Gene was still wearing a bulletproof vest under his purple bishop’s
shirt. The Episcopal Church Welcomes You
– question mark?
I’ll share a few of the words Gene
spoke that morning:
In the Gospel of John, Jesus says this
really astounding thing. “There is much
that I would teach you. But you cannot
bear it right now. So I will send the
Holy Spirit who will lead you into all truth.”

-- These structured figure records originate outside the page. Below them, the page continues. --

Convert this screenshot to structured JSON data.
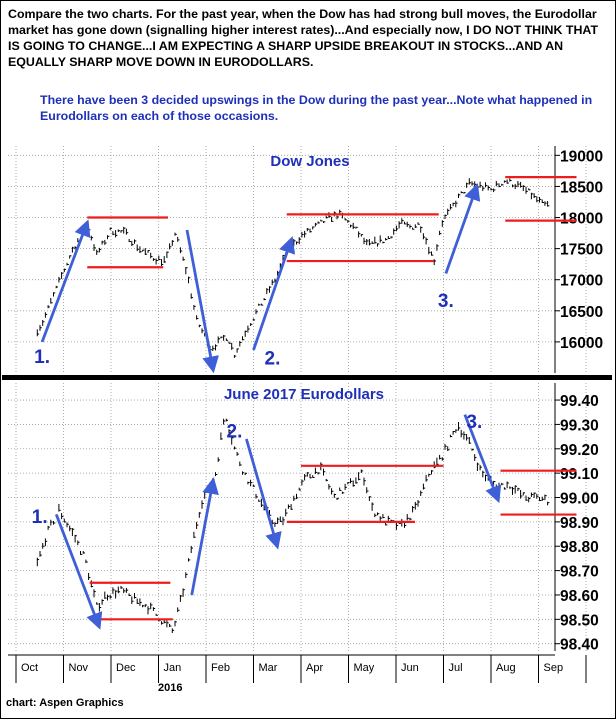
{
  "header": {
    "intro": "Compare the two charts. For the past year, when the Dow has had strong bull moves, the Eurodollar market has gone down (signalling higher interest rates)...And especially now, I DO NOT THINK THAT IS GOING TO CHANGE...I AM EXPECTING A SHARP UPSIDE BREAKOUT IN STOCKS...AND AN EQUALLY SHARP MOVE DOWN IN EURODOLLARS.",
    "note": "There have been 3 decided upswings in the Dow during the past year...Note what happened in Eurodollars on each of those occasions."
  },
  "credit": "chart: Aspen Graphics",
  "colors": {
    "accent": "#1e2fb8",
    "arrow": "#3f5fd8",
    "band": "#ee1c1c",
    "price": "#000000"
  },
  "chart_data": [
    {
      "type": "bar",
      "title": "Dow Jones",
      "x_start_month": "Sep 2015",
      "x_labels": [
        "Oct",
        "Nov",
        "Dec",
        "Jan",
        "Feb",
        "Mar",
        "Apr",
        "May",
        "Jun",
        "Jul",
        "Aug",
        "Sep"
      ],
      "x_sub_label": "2016",
      "y_ticks": [
        "19000",
        "18500",
        "18000",
        "17500",
        "17000",
        "16500",
        "16000"
      ],
      "ylim": [
        15500,
        19150
      ],
      "price_path": [
        [
          -0.1,
          16150
        ],
        [
          0.05,
          16300
        ],
        [
          0.4,
          16950
        ],
        [
          0.7,
          17500
        ],
        [
          1.0,
          17900
        ],
        [
          1.2,
          17400
        ],
        [
          1.5,
          17800
        ],
        [
          1.8,
          17750
        ],
        [
          2.1,
          17500
        ],
        [
          2.4,
          17350
        ],
        [
          2.65,
          17300
        ],
        [
          2.85,
          17750
        ],
        [
          3.1,
          17100
        ],
        [
          3.3,
          16350
        ],
        [
          3.6,
          15900
        ],
        [
          3.95,
          16100
        ],
        [
          4.1,
          15800
        ],
        [
          4.35,
          16200
        ],
        [
          4.65,
          16600
        ],
        [
          4.95,
          17000
        ],
        [
          5.2,
          17450
        ],
        [
          5.5,
          17700
        ],
        [
          5.8,
          17850
        ],
        [
          6.1,
          18000
        ],
        [
          6.3,
          18050
        ],
        [
          6.6,
          17850
        ],
        [
          6.9,
          17550
        ],
        [
          7.3,
          17650
        ],
        [
          7.6,
          17900
        ],
        [
          7.8,
          17850
        ],
        [
          8.0,
          17900
        ],
        [
          8.15,
          17600
        ],
        [
          8.3,
          17300
        ],
        [
          8.45,
          17900
        ],
        [
          8.8,
          18300
        ],
        [
          9.05,
          18550
        ],
        [
          9.3,
          18500
        ],
        [
          9.5,
          18450
        ],
        [
          9.8,
          18600
        ],
        [
          10.1,
          18500
        ],
        [
          10.3,
          18400
        ],
        [
          10.6,
          18200
        ],
        [
          10.9,
          18200
        ],
        [
          11.1,
          18100
        ],
        [
          11.25,
          18300
        ]
      ],
      "bands": [
        [
          [
            1.0,
            2.7
          ],
          18000
        ],
        [
          [
            1.0,
            2.6
          ],
          17200
        ],
        [
          [
            5.2,
            8.4
          ],
          18050
        ],
        [
          [
            5.2,
            8.3
          ],
          17300
        ],
        [
          [
            9.8,
            11.3
          ],
          18650
        ],
        [
          [
            9.8,
            11.3
          ],
          17950
        ]
      ],
      "arrows": [
        [
          [
            0.05,
            16000
          ],
          [
            1.0,
            17920
          ]
        ],
        [
          [
            3.1,
            17800
          ],
          [
            3.65,
            15550
          ]
        ],
        [
          [
            4.5,
            15870
          ],
          [
            5.3,
            17650
          ]
        ],
        [
          [
            8.55,
            17100
          ],
          [
            9.2,
            18500
          ]
        ]
      ],
      "annotations": [
        {
          "text": "1.",
          "x": 0.05,
          "y": 15950
        },
        {
          "text": "2.",
          "x": 4.9,
          "y": 15930
        },
        {
          "text": "3.",
          "x": 8.55,
          "y": 16850
        }
      ]
    },
    {
      "type": "bar",
      "title": "June 2017 Eurodollars",
      "x_labels": [
        "Oct",
        "Nov",
        "Dec",
        "Jan",
        "Feb",
        "Mar",
        "Apr",
        "May",
        "Jun",
        "Jul",
        "Aug",
        "Sep"
      ],
      "x_sub_label": "2016",
      "y_ticks": [
        "99.40",
        "99.30",
        "99.20",
        "99.10",
        "99.00",
        "98.90",
        "98.80",
        "98.70",
        "98.60",
        "98.50",
        "98.40"
      ],
      "ylim": [
        98.37,
        99.47
      ],
      "price_path": [
        [
          -0.1,
          98.7
        ],
        [
          0.15,
          98.85
        ],
        [
          0.4,
          98.95
        ],
        [
          0.7,
          98.85
        ],
        [
          0.95,
          98.75
        ],
        [
          1.2,
          98.55
        ],
        [
          1.4,
          98.6
        ],
        [
          1.7,
          98.62
        ],
        [
          2.0,
          98.58
        ],
        [
          2.3,
          98.55
        ],
        [
          2.55,
          98.5
        ],
        [
          2.8,
          98.45
        ],
        [
          3.0,
          98.6
        ],
        [
          3.2,
          98.8
        ],
        [
          3.4,
          98.98
        ],
        [
          3.7,
          99.1
        ],
        [
          3.9,
          99.35
        ],
        [
          4.1,
          99.2
        ],
        [
          4.3,
          99.1
        ],
        [
          4.6,
          99.0
        ],
        [
          4.9,
          98.9
        ],
        [
          5.1,
          98.9
        ],
        [
          5.3,
          98.98
        ],
        [
          5.6,
          99.08
        ],
        [
          5.9,
          99.12
        ],
        [
          6.2,
          99.0
        ],
        [
          6.5,
          99.05
        ],
        [
          6.8,
          99.1
        ],
        [
          7.0,
          98.95
        ],
        [
          7.3,
          98.9
        ],
        [
          7.6,
          98.88
        ],
        [
          7.9,
          98.95
        ],
        [
          8.2,
          99.1
        ],
        [
          8.5,
          99.18
        ],
        [
          8.8,
          99.3
        ],
        [
          9.05,
          99.22
        ],
        [
          9.3,
          99.1
        ],
        [
          9.6,
          99.05
        ],
        [
          9.9,
          99.05
        ],
        [
          10.2,
          99.0
        ],
        [
          10.5,
          99.0
        ],
        [
          10.8,
          98.98
        ],
        [
          11.1,
          99.0
        ],
        [
          11.3,
          99.02
        ]
      ],
      "bands": [
        [
          [
            1.05,
            2.75
          ],
          98.65
        ],
        [
          [
            1.05,
            2.8
          ],
          98.5
        ],
        [
          [
            5.5,
            8.5
          ],
          99.13
        ],
        [
          [
            5.2,
            7.9
          ],
          98.9
        ],
        [
          [
            9.7,
            11.3
          ],
          99.11
        ],
        [
          [
            9.7,
            11.3
          ],
          98.93
        ]
      ],
      "arrows": [
        [
          [
            0.35,
            98.93
          ],
          [
            1.25,
            98.47
          ]
        ],
        [
          [
            3.2,
            98.6
          ],
          [
            3.65,
            99.07
          ]
        ],
        [
          [
            4.35,
            99.24
          ],
          [
            5.0,
            98.8
          ]
        ],
        [
          [
            8.95,
            99.34
          ],
          [
            9.65,
            98.99
          ]
        ]
      ],
      "annotations": [
        {
          "text": "1.",
          "x": 0.0,
          "y": 98.97
        },
        {
          "text": "2.",
          "x": 4.1,
          "y": 99.32
        },
        {
          "text": "3.",
          "x": 9.15,
          "y": 99.36
        }
      ]
    }
  ]
}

I take that to mean this: Don’t
think for a minute – you bunch of thick-headed, uneducated fisherman I chose as
my disciples – that God is done with you and those who come after you. Does anyone doubt that we were led by the Holy
Spirit to turn our backs on defending slavery using Scripture? Is it not the Holy Spirit that is leading us
to a fuller understanding of the gifts, integrities and experiences of women? And I would say that the Holy Spirit is
leading us to recognize gay, lesbian, bisexual and transgender people. We should see this as a sign of a living
God. He didn’t retire someplace in the
Bahamas at the end of the first century.
He has never stopped revealing himself.
God bless you, Gene Robinson, and
amen. And may the Holy Spirit continue
to lead us into all truth here at St. Augustine’s.